Even during the dark days of the Franco dictatorship, when it was dangerous to speak the Basque language, rural Basque sports flourished as an important part of the Basque culture, even though no one could call them “Basque sports.” And mountaineering became popular because Basques felt free to speak their own language only when they were out in rural areas with trusted friends, where there was no risk of being reported to the authorities. (There are a number of famous Basque mountaineers, including Edurne Pasaban, who was the first woman to climb all 14 of the world’s 8,000-meter peaks.)

Today, visitors can learn about rural Basque sports at Peru Harri and see them live at town patron saint festivals all around the Basque region. Some of the most well known are the White Virgin Festival in Vitoria in early August, Semana Grande in San Sebastián and Bilbao in mid- to late August and Bayonne in late July. Americans can check out Basque sports at Basque festivals in Chino and Bakersfield, Calif., and in Elko, Nev.

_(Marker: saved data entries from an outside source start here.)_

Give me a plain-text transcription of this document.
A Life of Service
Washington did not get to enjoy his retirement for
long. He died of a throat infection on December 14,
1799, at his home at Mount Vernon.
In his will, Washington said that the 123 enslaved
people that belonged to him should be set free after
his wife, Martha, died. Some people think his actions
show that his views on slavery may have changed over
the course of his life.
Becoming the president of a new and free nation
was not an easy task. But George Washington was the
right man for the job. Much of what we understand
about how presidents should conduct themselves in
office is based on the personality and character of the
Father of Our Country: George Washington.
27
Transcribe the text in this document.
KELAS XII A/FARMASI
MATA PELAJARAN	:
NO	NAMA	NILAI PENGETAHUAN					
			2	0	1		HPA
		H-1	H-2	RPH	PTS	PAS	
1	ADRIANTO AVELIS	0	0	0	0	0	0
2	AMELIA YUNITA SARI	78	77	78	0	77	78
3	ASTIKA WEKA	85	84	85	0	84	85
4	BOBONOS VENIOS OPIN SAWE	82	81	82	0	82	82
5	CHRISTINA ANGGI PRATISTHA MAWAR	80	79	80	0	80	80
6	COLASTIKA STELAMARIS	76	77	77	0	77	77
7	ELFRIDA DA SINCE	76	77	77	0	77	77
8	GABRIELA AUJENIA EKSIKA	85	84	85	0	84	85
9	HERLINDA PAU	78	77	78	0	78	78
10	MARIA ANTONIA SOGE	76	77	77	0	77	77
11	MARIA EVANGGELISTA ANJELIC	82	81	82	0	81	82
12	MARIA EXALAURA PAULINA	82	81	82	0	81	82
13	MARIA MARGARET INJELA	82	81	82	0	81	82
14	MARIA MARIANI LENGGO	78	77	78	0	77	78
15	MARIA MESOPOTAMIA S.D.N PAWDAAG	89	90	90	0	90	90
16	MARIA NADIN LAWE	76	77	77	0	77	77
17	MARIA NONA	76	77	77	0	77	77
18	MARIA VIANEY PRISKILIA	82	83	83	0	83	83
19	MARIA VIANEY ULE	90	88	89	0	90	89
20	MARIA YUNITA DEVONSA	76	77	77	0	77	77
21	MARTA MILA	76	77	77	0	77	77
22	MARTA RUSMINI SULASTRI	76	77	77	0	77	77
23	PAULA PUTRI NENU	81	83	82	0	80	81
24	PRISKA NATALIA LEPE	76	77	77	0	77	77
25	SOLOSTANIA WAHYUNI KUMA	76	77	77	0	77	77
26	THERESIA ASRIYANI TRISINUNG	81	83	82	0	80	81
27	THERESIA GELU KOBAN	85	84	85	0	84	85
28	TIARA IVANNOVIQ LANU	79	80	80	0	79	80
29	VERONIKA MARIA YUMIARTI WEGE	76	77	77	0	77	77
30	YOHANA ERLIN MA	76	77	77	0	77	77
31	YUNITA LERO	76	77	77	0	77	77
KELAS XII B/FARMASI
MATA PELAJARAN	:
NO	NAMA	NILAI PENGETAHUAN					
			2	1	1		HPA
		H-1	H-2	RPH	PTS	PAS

And every five years, Boise hosts a huge Basque festival called Jaialdi, where one night of the celebration is devoted to Basque sports. (The next one is scheduled for July 2015.)

Mr. Perurena told us that he still trains every day but no longer competes because of arthritis and a variety of other ailments.

“After 40 years of lifting heavy stones, you have to pay the bill,” he said.

His older son, Inaxio, now 29, still competes at a high level, but he has never been able to break any of his father’s records.

“Journalists here have been asking him since he was 5 when he’s going to break my records,” Mr. Perurena lamented. “It isn’t fair.”

Our conversation swirled around to the topic of Basque independence, but Mr. Perurena didn’t want to say if he supported an independent Basque state.

“I am Basque,” he said. “And I want to be Basque. Interpret that as you like.”

Mr. Perurena told us that he created the museum to help introduce his sport to the world. But when I asked him if the sport will still be around in another 100 years, Ms. Martija Gónzalez didn’t want to interpret the question.

“I don’t think the sport will be here,” she said. “Young people don’t really do it anymore.”

Mr. Lachiondo had told me the same thing, but when Ms. Martija Gónzalez relayed the question to Mr. Perurena, his response was unequivocal.

“If the Basque people survive and the Basque culture survives, so will this sport,” he said, “especially if more people like you take an interest in it.”

IF YOU GO

Getting There

There are four airports within a 90-minute drive of Leitza: San Sebastián, Pamplona, Bilbao and Biarritz. Leitza is a 40-minute drive south of San Sebastián.

Where to Stay

San Sebastián is a great base for exploring the region. Pension Aia (Zabaleta 40; 34-9432-70011; pensionaia.com) is a stylish budget-oriented choice two blocks from Zurriola Beach and a 15-minute walk from the old town. (Light sleepers should ask for a room that doesn’t face the street.) No air-conditioning. Rooms with shared bath from 30 euros, about $40 at $1.25 to the euro; private bath from 70 euros.

In Pamplona, another convenient base for visiting Peru Harri and the region, the Gran Hotel La Perla (Plaza del Castillo 1; 34-948-223-000; granhotellaperla.com) is a recently restored historic hotel where Ernest Hemingway, Charlie Chaplin and Orson Wells once stayed. Rooms from 137 euros.

Where to Eat

San Sebastián is a foodie’s dream with scores of great choices, but head to Zabaleta Street in the Gros District any Thursday night for the best deal in town. Dozens of pintxo bars in the neighborhood offer pintxos, wine and beer for just 2 euros each. Look for the crowds spilling out onto the streets.

In San Sebastián’s old town, try the famous brochetas de gambas at Bar Goiz Argi (Calle Fermin Calbeton 4; 34-9434-25204).

Venture 20 minutes south of Leitza to Sidrería Larraun Sagardotegia (Calle San Fermin 1, Iribas, 34-948-50-7203; larraunsagardotegia.com) for a memorable meal at an authentic, rural cider house from around 1800.

What to Do

Peru Harri is on a farm outside Leitza and is open by appointment only (34-6597-01045, Spanish or Basque only, peruharri@hotmail.com.) The Kontxako Bandera regatta takes place in San Sebastián the first two Sundays in September. Basque rural sports competitions and demonstrations take place in nearly every Basque town and city during patron saint festivals.